Notably, 28% of the clinicians would not advise a patient's family on school attendance when a child has an exanthematous illness. The reluctance of the survey participants to weigh in on school attendance is corroborated by the fact that most would not report a possible case of varicella to a public health agency and would not notify the school. Physicians' underreporting of communicable diseases to public health agencies has been documented previously.27
We believe there is significant lack of recognition on the important role primary HCPs can play in protecting and promoting public health. By notifying public health agencies, outbreaks can be prevented and contained, and individuals at greater risk for morbidity and mortality can be protected. We advocate that suspicion of breakthrough varicella should prompt physicians to report their suspicion to public health, conduct a confirmatory test, and offer counseling on containment strategies until the test rules in/out the diagnosis, as is the case for other vaccine-preventable diseases (e.g., measles and pertussis).
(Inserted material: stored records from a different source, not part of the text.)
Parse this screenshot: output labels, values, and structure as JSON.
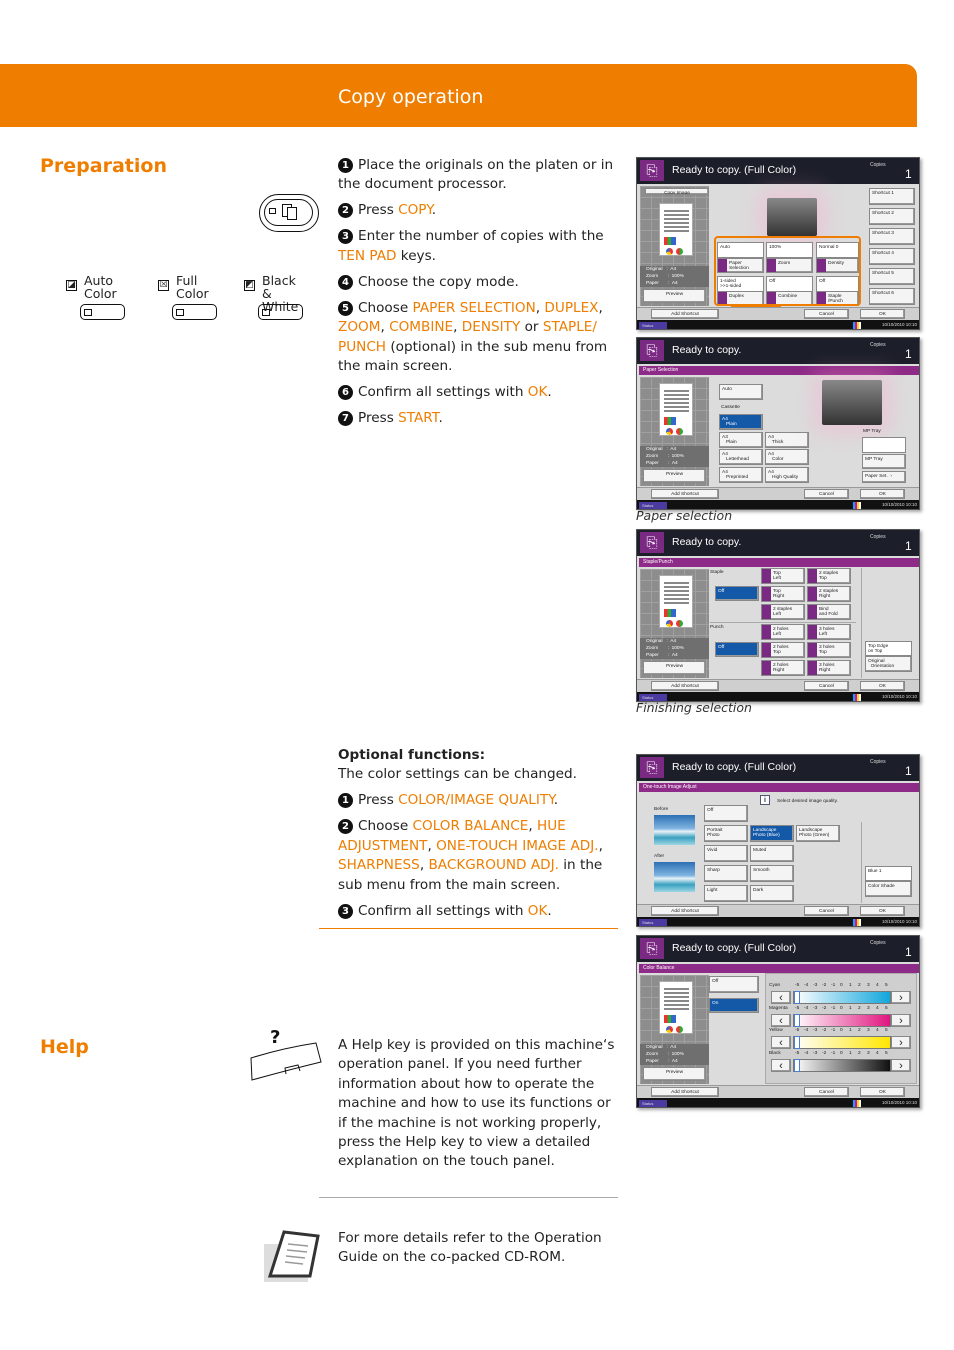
{
  "header": {
    "title": "Copy operation"
  },
  "colors": {
    "accent": "#EE7D00",
    "panel_purple": "#7B2A84",
    "selected_blue": "#1458A8"
  },
  "preparation": {
    "heading": "Preparation",
    "copy_key_icon": "copy-key-icon",
    "modes": [
      {
        "label": "Auto Color",
        "icon": "auto-color-icon"
      },
      {
        "label": "Full Color",
        "icon": "full-color-icon"
      },
      {
        "label": "Black & White",
        "icon": "black-white-icon"
      }
    ],
    "steps": [
      [
        {
          "t": "Place the originals on the platen or in the document processor."
        }
      ],
      [
        {
          "t": "Press "
        },
        {
          "t": "COPY",
          "hl": true
        },
        {
          "t": "."
        }
      ],
      [
        {
          "t": "Enter the number of copies with the "
        },
        {
          "t": "TEN PAD",
          "hl": true
        },
        {
          "t": " keys."
        }
      ],
      [
        {
          "t": "Choose the copy mode."
        }
      ],
      [
        {
          "t": "Choose "
        },
        {
          "t": "PAPER SELECTION",
          "hl": true
        },
        {
          "t": ", "
        },
        {
          "t": "DUPLEX",
          "hl": true
        },
        {
          "t": ", "
        },
        {
          "t": "ZOOM",
          "hl": true
        },
        {
          "t": ", "
        },
        {
          "t": "COMBINE",
          "hl": true
        },
        {
          "t": ", "
        },
        {
          "t": "DENSITY",
          "hl": true
        },
        {
          "t": " or "
        },
        {
          "t": "STAPLE/ PUNCH",
          "hl": true
        },
        {
          "t": " (optional) in the sub menu from the main screen."
        }
      ],
      [
        {
          "t": "Confirm all settings with "
        },
        {
          "t": "OK",
          "hl": true
        },
        {
          "t": "."
        }
      ],
      [
        {
          "t": "Press "
        },
        {
          "t": "START",
          "hl": true
        },
        {
          "t": "."
        }
      ]
    ]
  },
  "optional": {
    "heading": "Optional functions:",
    "intro": "The color settings can be changed.",
    "steps": [
      [
        {
          "t": "Press "
        },
        {
          "t": "COLOR/IMAGE QUALITY",
          "hl": true
        },
        {
          "t": "."
        }
      ],
      [
        {
          "t": "Choose "
        },
        {
          "t": "COLOR BALANCE",
          "hl": true
        },
        {
          "t": ", "
        },
        {
          "t": "HUE ADJUSTMENT",
          "hl": true
        },
        {
          "t": ", "
        },
        {
          "t": "ONE-TOUCH IMAGE ADJ.",
          "hl": true
        },
        {
          "t": ", "
        },
        {
          "t": "SHARPNESS",
          "hl": true
        },
        {
          "t": ", "
        },
        {
          "t": "BACKGROUND ADJ.",
          "hl": true
        },
        {
          "t": " in the sub menu from the main screen."
        }
      ],
      [
        {
          "t": "Confirm all settings with "
        },
        {
          "t": "OK",
          "hl": true
        },
        {
          "t": "."
        }
      ]
    ]
  },
  "help": {
    "heading": "Help",
    "icon": "help-key-icon",
    "text": "A Help key is provided on this machine‘s operation panel. If you need further information about how to operate the machine and how to use its functions or if the machine is not working properly, press the Help key to view a detailed explanation on the touch panel."
  },
  "more": {
    "icon": "manual-book-icon",
    "text": "For more details refer to the Operation Guide on the co-packed CD-ROM."
  },
  "captions": {
    "paper": "Paper selection",
    "finishing": "Finishing selection"
  },
  "panel_common": {
    "copies_label": "Copies",
    "copies": "1",
    "status": "Status",
    "datetime": "10/10/2010 10:10",
    "original": "Original   :  A4",
    "zoom": "Zoom       :  100%",
    "paper": "Paper       :  A4",
    "preview": "Preview",
    "add_shortcut": "Add Shortcut",
    "cancel": "Cancel",
    "ok": "OK"
  },
  "panels": [
    {
      "title": "Ready to copy. (Full Color)",
      "copy_image": "Copy Image",
      "values": [
        "Auto",
        "100%",
        "Normal 0",
        "1-sided\n>>1-sided",
        "Off",
        "Off"
      ],
      "functions": [
        "Paper\nSelection",
        "Zoom",
        "Density",
        "Duplex",
        "Combine",
        "Staple\n/Punch"
      ],
      "shortcuts": [
        "Shortcut 1",
        "Shortcut 2",
        "Shortcut 3",
        "Shortcut 4",
        "Shortcut 5",
        "Shortcut 6"
      ],
      "tabs": [
        "Quick Setup",
        "Org./Paper\nFinishing",
        "Color/\nImage Quality",
        "Layout/Edit",
        "Advanced\nSetup",
        "Program"
      ]
    },
    {
      "title": "Ready to copy.",
      "sub": "Paper Selection",
      "cassette": "Cassette",
      "mp_tray_label": "MP Tray",
      "buttons": [
        "Auto",
        "A4\n   Plain",
        "A3\n   Plain",
        "A4\n   Thick",
        "A4\n   Letterhead",
        "A4\n   Color",
        "A4\n   Preprinted",
        "A4\n   High Quality",
        "MP Tray",
        "Paper Set.  ›"
      ]
    },
    {
      "title": "Ready to copy.",
      "sub": "Staple/Punch",
      "staple": "Staple",
      "punch": "Punch",
      "off": "Off",
      "staple_opts": [
        "Top\nLeft",
        "2 staples\nTop",
        "Top\nRight",
        "2 staples\nRight",
        "2 staples\nLeft",
        "Bind\nand Fold"
      ],
      "punch_opts": [
        "2 holes\nLeft",
        "3 holes\nLeft",
        "2 holes\nTop",
        "3 holes\nTop",
        "2 holes\nRight",
        "3 holes\nRight"
      ],
      "orientation_value": "Top Edge\non Top",
      "orientation": "Original\n  Orientation"
    },
    {
      "title": "Ready to copy. (Full Color)",
      "sub": "One-touch Image Adjust",
      "before": "Before",
      "after": "After",
      "hint": "Select desired image quality.",
      "options": [
        "Off",
        "Portrait\nPhoto",
        "Landscape\nPhoto (Blue)",
        "Landscape\nPhoto (Green)",
        "Vivid",
        "Muted",
        "Sharp",
        "Smooth",
        "Light",
        "Dark"
      ],
      "selected": "Landscape\nPhoto (Blue)",
      "shade_value": "Blue 1",
      "shade": "Color Shade"
    },
    {
      "title": "Ready to copy. (Full Color)",
      "sub": "Color Balance",
      "off": "Off",
      "on": "On",
      "ticks": [
        "-5",
        "-4",
        "-3",
        "-2",
        "-1",
        "0",
        "1",
        "2",
        "3",
        "4",
        "5"
      ],
      "channels": [
        {
          "name": "Cyan",
          "value": -5,
          "color": "#12a6dc"
        },
        {
          "name": "Magenta",
          "value": -5,
          "color": "#e0157f"
        },
        {
          "name": "Yellow",
          "value": -5,
          "color": "#ffe600"
        },
        {
          "name": "Black",
          "value": -5,
          "color": "#111111"
        }
      ]
    }
  ]
}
Our study had certain limitations. We surveyed a small subset of HCPs in Philadelphia, and results may not be generalizable to other areas. Because West Philadelphia has been an active surveillance site for varicella and zoster for several years, we would have expected greater awareness and knowledge about optimal management of breakthrough varicella cases than would be found in other locations. While the responses provided by HCPs in the survey might not reflect their actual actions in daily practice, the testing history and the survey responses of these practices seem consistent. We performed analysis on HCP responses without controlling for the effect of providers working in the same practice. A cost analysis to determine cost-effectiveness of the use of PCR as the confirmatory test for suspected varicella cases was beyond the scope of this study.